Prattle in Seattle: The WTO Quiz

If the World Trade Organization battle in Seattle proved anything, it clearly separated the namby-pamby politically correct Third World apologist whiners from the progress at any price, free-enterprise-forever, iron-willed, global capitalist tools. See if you can match the astute observers of current affairs (A-H) with their observations (1-8).

A. William Grieder/The Nation; B. John Vidal (mistakenly issued a delegate pass, in) In These Times; C. From the editors of Storm Warning; D. Matthew Stadler/The Stranger; E. Walter Truett Anderson/Pacific News Service; F. Debra Goldman/Adweek; G. Nancy Drew/The Stranger; H. Charles Krauthammer/Time

1. “The anti-globalism movement now flexing its muscles in Seattle itself represents a form of globalism.”

2. “[Our] ‘I Am a Dangerous Terrorist’ WTO baseball caps are a big hit. . . . However, proud owners of the soon-to-be-collectibles might want to take note of the label: Made in Bangladesh. Yikes.”

3. “In one of those moments that leave you wondering where their heads are, the WTO Director-General Mike Moore said: ‘This city, what a magnificent place. If only the world could be like Seattle.’ We agree.
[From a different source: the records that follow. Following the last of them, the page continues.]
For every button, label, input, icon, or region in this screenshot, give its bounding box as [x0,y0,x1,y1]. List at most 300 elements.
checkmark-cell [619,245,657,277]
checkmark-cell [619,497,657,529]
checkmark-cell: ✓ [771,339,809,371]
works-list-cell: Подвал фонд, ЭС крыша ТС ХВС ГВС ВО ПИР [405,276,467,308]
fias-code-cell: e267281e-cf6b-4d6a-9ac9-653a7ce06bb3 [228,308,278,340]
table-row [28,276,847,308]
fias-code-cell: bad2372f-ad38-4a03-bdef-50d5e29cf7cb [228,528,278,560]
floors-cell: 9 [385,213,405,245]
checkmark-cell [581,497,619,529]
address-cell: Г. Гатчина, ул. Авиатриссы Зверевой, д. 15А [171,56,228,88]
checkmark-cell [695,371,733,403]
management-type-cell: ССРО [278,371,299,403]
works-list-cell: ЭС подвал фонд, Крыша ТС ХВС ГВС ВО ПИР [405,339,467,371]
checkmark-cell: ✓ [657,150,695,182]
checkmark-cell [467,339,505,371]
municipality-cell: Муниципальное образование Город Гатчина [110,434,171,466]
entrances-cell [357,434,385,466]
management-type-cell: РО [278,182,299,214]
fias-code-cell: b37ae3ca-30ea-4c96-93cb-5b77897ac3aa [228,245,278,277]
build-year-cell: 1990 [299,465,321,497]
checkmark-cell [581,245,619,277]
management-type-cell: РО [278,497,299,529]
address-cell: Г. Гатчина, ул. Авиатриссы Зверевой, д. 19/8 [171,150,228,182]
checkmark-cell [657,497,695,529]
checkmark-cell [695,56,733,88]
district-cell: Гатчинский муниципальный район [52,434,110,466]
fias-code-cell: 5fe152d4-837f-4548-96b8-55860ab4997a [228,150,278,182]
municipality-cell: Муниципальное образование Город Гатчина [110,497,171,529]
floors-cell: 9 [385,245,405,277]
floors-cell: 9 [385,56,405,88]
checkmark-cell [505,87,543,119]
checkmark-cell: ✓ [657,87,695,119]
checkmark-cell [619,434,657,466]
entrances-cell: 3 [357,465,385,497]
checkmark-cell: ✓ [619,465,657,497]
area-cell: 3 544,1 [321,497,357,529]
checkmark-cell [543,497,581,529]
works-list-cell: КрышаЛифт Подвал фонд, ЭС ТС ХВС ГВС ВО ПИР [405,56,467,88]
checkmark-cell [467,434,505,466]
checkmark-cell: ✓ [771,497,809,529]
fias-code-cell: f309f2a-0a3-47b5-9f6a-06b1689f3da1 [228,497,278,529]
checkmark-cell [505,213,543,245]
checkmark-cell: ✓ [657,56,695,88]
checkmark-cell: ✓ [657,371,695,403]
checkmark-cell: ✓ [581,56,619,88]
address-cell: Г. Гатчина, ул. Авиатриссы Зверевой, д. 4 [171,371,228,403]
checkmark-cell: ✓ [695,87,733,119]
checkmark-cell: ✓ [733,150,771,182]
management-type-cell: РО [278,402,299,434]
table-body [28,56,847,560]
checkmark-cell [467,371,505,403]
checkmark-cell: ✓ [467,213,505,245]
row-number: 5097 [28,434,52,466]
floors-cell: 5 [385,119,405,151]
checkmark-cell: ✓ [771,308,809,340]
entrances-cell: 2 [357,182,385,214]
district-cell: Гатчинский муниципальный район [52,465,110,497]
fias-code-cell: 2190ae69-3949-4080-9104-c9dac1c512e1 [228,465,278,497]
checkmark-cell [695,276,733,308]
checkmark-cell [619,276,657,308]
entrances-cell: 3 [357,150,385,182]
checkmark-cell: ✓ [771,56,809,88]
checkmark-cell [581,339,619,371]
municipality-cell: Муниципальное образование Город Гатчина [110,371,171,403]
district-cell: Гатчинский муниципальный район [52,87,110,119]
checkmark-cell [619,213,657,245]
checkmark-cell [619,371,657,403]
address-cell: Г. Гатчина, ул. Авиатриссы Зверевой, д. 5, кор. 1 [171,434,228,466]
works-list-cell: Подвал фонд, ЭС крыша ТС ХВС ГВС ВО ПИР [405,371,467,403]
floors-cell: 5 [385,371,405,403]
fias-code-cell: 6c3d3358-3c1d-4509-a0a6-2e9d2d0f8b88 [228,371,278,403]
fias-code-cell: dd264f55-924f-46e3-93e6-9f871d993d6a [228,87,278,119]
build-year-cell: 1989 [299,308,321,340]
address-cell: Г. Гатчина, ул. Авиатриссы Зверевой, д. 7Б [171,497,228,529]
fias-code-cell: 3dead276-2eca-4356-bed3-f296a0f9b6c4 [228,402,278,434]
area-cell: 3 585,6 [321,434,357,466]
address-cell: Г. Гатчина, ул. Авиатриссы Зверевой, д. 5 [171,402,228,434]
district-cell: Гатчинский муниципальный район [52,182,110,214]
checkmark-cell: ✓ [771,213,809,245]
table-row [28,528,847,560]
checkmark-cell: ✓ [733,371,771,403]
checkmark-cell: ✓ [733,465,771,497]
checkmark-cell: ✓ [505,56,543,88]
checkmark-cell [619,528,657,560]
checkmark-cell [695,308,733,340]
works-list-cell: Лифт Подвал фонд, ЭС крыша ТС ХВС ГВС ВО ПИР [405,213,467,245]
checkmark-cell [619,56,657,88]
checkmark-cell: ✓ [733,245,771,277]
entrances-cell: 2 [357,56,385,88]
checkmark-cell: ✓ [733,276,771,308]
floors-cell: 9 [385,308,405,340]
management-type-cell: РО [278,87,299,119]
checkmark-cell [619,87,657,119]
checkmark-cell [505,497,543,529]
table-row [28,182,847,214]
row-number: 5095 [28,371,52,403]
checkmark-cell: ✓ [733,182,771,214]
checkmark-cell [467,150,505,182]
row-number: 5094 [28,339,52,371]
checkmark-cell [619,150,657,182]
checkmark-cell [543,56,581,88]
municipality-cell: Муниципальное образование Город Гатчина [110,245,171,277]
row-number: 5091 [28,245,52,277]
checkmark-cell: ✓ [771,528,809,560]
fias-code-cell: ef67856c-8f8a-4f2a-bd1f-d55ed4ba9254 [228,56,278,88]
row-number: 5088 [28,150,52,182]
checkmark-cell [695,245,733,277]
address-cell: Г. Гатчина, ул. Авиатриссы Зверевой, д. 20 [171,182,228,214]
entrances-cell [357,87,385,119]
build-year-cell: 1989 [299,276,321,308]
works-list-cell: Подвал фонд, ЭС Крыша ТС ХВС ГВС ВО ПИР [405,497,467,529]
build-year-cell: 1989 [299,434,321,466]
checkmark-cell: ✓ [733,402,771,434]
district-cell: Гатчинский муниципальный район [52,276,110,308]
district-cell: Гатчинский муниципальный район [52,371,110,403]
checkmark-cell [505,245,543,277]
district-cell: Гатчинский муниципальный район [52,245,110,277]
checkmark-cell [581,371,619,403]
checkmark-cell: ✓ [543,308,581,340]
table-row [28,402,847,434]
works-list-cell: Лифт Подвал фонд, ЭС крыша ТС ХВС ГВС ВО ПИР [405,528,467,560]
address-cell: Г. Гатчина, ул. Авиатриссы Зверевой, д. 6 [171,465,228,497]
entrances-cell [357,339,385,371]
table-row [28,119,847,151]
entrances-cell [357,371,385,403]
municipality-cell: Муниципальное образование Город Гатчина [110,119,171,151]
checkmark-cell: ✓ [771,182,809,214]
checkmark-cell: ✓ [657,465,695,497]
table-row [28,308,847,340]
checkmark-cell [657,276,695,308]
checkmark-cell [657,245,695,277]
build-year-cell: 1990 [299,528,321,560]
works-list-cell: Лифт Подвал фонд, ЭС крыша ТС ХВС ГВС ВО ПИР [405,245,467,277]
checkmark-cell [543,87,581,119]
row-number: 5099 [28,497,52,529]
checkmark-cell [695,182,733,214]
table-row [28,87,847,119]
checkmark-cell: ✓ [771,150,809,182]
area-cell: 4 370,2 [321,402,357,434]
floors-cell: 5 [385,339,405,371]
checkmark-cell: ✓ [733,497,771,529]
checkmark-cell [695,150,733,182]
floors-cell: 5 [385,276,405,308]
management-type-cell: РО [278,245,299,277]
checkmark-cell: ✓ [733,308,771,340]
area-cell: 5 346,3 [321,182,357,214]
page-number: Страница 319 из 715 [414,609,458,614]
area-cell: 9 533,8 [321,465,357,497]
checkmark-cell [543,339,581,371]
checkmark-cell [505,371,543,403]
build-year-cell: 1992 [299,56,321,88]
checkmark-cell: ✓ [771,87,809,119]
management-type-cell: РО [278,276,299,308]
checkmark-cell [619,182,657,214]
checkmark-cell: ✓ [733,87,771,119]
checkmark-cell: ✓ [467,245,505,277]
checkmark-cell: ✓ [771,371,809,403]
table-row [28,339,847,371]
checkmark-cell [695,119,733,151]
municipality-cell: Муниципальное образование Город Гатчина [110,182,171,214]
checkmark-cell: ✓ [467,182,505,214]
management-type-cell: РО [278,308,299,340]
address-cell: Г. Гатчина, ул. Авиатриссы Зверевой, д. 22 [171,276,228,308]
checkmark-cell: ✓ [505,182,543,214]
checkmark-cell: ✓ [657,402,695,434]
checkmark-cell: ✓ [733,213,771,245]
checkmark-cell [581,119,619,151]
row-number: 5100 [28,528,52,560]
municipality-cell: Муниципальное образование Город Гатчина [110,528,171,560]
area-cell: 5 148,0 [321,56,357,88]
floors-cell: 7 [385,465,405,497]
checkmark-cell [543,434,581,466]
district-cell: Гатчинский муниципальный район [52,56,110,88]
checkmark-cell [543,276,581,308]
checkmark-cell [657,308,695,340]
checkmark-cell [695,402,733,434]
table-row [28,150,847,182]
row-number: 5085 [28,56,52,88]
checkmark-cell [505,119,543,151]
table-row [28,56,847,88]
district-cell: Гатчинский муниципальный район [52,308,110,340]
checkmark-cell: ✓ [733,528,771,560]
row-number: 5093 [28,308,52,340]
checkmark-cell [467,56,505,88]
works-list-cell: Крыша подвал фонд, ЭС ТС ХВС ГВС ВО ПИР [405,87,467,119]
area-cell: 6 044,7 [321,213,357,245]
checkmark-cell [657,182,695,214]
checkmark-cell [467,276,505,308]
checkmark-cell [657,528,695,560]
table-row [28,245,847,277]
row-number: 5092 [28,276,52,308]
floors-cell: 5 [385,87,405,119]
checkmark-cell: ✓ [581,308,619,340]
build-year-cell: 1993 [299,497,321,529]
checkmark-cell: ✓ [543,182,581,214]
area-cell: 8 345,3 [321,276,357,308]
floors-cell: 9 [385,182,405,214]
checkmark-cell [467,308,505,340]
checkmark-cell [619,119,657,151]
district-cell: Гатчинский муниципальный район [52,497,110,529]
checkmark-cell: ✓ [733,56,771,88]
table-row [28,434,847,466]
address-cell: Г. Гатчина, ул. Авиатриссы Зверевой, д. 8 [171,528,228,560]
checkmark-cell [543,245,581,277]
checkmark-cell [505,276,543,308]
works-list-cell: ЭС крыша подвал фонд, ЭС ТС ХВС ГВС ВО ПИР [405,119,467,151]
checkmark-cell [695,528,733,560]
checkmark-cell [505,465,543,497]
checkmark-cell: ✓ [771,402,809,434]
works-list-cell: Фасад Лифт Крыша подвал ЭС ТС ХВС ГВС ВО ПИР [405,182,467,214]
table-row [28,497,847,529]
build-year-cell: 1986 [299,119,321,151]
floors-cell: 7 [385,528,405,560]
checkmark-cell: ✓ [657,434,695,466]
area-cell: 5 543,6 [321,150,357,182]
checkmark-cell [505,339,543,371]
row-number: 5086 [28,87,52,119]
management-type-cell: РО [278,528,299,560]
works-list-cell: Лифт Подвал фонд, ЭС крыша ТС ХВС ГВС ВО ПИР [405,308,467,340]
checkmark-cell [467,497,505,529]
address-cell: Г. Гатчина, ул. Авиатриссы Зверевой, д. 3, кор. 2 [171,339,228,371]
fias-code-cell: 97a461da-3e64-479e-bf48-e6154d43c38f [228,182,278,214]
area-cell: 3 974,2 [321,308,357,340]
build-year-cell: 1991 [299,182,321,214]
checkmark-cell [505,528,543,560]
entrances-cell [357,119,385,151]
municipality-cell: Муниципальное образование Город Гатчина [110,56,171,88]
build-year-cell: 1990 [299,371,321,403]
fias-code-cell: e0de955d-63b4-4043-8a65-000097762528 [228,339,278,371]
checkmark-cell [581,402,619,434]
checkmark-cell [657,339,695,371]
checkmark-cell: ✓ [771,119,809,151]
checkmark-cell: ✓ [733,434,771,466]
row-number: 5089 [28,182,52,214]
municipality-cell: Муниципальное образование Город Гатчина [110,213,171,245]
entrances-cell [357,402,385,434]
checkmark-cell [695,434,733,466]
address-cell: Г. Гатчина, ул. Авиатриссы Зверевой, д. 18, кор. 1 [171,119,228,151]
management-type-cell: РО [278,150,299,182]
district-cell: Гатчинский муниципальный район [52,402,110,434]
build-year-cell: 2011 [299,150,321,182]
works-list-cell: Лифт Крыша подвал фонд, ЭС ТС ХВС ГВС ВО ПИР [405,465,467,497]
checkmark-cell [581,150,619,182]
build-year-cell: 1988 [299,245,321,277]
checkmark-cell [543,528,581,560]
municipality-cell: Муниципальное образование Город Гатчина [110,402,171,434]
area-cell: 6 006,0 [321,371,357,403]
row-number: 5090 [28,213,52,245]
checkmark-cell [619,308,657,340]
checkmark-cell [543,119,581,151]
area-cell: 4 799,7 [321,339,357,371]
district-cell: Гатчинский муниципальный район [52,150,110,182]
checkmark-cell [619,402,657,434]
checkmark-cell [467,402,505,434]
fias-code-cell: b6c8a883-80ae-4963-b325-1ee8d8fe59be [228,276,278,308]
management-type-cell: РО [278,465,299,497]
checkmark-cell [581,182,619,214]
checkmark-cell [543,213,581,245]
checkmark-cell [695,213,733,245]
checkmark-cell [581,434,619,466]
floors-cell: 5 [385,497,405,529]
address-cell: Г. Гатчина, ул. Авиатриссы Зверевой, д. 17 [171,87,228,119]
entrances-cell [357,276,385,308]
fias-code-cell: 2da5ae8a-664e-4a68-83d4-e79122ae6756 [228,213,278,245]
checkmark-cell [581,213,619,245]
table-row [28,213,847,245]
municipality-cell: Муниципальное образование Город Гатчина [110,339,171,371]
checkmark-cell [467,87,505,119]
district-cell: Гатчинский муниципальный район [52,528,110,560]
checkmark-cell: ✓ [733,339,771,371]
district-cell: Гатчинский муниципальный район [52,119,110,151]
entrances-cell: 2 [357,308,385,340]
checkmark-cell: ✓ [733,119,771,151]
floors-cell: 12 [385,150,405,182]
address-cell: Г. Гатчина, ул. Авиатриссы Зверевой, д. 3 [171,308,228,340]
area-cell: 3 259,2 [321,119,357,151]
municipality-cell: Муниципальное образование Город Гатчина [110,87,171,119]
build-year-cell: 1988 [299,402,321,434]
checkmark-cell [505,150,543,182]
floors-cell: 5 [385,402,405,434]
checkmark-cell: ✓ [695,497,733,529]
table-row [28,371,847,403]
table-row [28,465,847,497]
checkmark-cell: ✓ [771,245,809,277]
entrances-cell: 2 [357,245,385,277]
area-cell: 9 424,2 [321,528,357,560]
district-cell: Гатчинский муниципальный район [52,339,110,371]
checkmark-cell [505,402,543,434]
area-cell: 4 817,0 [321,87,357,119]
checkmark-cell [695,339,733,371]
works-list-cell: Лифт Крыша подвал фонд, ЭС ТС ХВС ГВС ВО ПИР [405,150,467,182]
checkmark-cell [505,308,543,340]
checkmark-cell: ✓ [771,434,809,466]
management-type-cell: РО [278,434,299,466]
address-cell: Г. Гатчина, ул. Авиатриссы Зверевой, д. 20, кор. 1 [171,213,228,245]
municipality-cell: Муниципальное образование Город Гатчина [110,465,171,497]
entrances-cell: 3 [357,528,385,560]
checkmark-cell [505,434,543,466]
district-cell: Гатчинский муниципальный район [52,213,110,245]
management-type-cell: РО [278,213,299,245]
If the rest of the world greets the attempts of the imperialists to push institutions and policies like the WTO, MAI, IMF, etc. like was done in Seattle, the future of the WTO will be very dim to say the least.”

4. “The WTO, I had assumed, was already a doomed institution. It lacks the legal authority to police the domain it grandiosely claims to govern. Nor are its founding sponsors going to allow genuine reform, since accepting the legitimacy of labor and environmental rights, social obligations and national sovereignty would destroy the WTO’s usefulness for global business and finance.”

5. “Contrary to received wisdom, we aren’t what we buy. We have values and desires that are satisfied at the cash register, but also clash with it . . . Which is why I suspect many sippers of Starbucks latte felt a twinge of sympathy when they heard one of its Seattle storefronts had been trashed.”

6. “It turns out that the best cure for the poverty the left so agonized about [in years past] is precisely what the left is demonstrating against today–capitalism and trade.”

7. “After 40 minutes, several countries are visibly suffering. Ireland is reclining alarmingly. The only sign of life is a Latin American delegation where the minister could well be in love with his adviser. Her eyes flash. They lean together and cannot stop whispering.”

8. “To walk downtown [Seattle] now is to face–block after block–one’s own poverty. Even the middle class does not belong in much of this emporium. Walk there without money, walk there among a group of teenagers, walk there black or poor, and you’ll know whose downtown it is. Even those who are not excluded, not belittled or alienated by the ownership of downtown, feel embarrassment at the ostentation of this temporary, fleeting wealth. Drifting past the locked, gated entrance to Pacific Place on my bike that day, I wondered why vandals did not damage the city every day of the year.”